Впервые я увидел Сергея Александровича в 1946 году в Грузии, в местечке Сигурамо, где грузинские писатели фактически скрывали его — поднадзорного — от властей. Здесь он начал работу над пьесой о Грибоедове — одним из главных свершений его жизни. Здесь крепко и на всю жизнь они подружились с моим отцом Юрием Сергеевичем Юрским. Я мог наблюдать со стороны этот роскошный многодневный диалог образованных, мыслящих людей, которые заряжали друг друга интеллектуальной энергией. Внизу текла Арагва, вокруг были горы и деревенская тишина, и в это время можно было говорить не опасаясь последствий. Грядущее было смутным, но они умели радоваться настоящему и в ежедневных застольях поднимали стаканы с вином за великолепие этих мест и за грузинское гостеприимство.

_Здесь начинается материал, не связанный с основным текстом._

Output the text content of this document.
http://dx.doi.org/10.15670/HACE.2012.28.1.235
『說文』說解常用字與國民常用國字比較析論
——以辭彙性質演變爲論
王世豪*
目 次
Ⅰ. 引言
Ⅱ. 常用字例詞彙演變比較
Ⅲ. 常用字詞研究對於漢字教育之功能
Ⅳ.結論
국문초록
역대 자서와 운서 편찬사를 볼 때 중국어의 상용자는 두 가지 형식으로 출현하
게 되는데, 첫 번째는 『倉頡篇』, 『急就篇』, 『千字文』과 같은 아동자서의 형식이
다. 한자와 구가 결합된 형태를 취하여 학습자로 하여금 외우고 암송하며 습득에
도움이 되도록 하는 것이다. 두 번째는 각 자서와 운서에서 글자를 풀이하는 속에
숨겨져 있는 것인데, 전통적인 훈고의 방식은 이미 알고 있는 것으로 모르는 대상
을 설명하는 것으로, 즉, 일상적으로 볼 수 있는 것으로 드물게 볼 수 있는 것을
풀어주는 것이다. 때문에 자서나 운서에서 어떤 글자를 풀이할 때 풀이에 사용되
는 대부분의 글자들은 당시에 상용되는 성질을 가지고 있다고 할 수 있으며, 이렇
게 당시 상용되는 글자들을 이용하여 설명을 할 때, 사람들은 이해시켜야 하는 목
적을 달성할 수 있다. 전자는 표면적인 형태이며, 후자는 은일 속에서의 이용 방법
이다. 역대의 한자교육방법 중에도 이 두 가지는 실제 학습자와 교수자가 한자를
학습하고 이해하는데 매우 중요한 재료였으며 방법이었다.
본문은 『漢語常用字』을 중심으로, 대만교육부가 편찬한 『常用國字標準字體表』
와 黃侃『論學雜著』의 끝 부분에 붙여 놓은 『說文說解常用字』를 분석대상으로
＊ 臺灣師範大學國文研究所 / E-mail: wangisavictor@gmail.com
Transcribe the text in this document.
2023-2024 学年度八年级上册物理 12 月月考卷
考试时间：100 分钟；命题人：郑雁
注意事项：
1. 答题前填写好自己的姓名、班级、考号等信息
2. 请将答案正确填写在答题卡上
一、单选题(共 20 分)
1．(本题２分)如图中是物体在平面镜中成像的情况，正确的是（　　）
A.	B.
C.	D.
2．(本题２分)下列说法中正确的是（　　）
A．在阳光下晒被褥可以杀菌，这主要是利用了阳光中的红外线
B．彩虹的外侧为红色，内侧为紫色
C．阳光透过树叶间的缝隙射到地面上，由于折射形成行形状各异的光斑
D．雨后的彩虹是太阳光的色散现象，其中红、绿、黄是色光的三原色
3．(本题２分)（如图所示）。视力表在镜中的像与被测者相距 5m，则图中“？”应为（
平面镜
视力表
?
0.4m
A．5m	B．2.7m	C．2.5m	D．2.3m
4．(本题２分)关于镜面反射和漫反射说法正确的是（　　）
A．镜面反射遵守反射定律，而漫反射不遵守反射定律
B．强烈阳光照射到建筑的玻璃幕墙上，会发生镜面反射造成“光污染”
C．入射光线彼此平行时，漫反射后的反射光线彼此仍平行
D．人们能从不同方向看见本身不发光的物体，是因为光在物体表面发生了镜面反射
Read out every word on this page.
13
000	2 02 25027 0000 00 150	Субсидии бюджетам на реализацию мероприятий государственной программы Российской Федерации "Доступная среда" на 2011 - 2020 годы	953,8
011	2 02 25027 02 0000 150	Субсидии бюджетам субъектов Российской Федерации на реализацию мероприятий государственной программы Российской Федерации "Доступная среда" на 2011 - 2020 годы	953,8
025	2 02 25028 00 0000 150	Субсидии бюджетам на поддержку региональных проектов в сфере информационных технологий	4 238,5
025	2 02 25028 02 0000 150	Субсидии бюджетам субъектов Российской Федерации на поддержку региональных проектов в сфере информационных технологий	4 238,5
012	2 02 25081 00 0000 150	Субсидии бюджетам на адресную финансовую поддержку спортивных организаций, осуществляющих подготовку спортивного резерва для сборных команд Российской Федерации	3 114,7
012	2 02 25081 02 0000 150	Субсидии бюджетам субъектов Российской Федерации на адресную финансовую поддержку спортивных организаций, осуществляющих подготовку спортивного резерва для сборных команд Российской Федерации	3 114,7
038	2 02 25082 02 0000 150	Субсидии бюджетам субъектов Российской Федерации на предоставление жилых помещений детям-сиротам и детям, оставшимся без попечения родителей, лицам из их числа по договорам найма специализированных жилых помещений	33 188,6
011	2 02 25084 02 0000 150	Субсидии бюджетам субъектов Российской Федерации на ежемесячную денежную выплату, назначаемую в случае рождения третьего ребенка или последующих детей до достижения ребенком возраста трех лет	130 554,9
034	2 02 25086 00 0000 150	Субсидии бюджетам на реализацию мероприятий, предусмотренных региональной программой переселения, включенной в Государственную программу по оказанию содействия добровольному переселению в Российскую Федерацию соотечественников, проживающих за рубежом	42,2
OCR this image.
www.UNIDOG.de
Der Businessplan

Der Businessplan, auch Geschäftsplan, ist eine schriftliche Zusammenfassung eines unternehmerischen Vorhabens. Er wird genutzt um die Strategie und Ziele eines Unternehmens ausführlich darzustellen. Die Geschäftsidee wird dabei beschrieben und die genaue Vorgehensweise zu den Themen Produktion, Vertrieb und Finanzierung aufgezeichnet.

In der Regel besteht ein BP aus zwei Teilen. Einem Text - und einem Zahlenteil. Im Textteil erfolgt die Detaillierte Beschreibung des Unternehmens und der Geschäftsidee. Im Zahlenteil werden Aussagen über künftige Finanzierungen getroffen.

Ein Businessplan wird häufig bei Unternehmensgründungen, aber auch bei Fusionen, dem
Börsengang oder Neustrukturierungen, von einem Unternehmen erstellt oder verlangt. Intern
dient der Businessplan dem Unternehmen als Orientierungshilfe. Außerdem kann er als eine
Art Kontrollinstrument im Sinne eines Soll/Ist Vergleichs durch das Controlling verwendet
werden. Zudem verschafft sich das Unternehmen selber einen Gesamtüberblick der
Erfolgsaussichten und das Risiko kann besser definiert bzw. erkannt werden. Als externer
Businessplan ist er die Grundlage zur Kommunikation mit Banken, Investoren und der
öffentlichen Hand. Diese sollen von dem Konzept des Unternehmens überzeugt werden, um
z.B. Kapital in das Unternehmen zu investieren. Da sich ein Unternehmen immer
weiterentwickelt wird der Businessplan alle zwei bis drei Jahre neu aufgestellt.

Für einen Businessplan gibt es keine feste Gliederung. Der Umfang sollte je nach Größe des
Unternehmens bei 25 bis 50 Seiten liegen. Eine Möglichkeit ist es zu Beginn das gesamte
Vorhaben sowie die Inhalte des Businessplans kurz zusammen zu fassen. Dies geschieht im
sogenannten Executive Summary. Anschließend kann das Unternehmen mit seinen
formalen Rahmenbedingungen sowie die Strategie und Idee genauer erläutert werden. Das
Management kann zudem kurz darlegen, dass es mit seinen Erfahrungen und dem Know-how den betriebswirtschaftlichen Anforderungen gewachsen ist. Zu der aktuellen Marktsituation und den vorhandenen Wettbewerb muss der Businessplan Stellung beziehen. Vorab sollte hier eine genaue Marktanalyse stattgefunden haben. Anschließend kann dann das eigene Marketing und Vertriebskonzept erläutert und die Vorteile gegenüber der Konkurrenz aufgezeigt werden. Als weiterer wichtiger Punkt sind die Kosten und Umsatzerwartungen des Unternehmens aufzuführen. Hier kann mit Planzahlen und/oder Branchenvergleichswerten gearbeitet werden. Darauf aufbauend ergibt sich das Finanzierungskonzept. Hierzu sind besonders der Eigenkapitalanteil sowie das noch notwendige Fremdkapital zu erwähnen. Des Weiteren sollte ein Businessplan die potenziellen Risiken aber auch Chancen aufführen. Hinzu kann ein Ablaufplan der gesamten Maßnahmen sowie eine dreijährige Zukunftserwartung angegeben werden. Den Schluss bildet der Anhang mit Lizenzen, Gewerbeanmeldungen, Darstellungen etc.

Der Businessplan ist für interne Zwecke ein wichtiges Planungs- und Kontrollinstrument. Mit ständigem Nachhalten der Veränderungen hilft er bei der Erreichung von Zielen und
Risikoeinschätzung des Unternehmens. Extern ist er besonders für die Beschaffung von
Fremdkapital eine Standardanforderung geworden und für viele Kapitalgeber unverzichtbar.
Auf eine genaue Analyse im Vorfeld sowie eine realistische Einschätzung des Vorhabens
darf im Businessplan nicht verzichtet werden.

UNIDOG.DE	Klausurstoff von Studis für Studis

Аристократичность была неотъемлемой чертой Сергея Александровича. В пластике, в манере речи, но главное в независимости от мелочей быта. Его не угнетали окружающие неурядицы. Абсолютно естественно он умел пренебречь ими. Бывало, он жил у нас в Ленинграде на Толмачевой улице — уже в 50-е годы, но все еще бесправный. Он был четвертым в нашей единственной комнате. Комната была частью гигантской коммунальной квартиры с одной кухней и одной ванной на 30 человек. Но когда дядя Сережа просыпался на своем пролежанном диванчике и начинал пародийно важный и очень смешной утренний монолог, казавшееся важным становилось незначительным, на первый план выходили иные ценности, и утро казалось великолепным.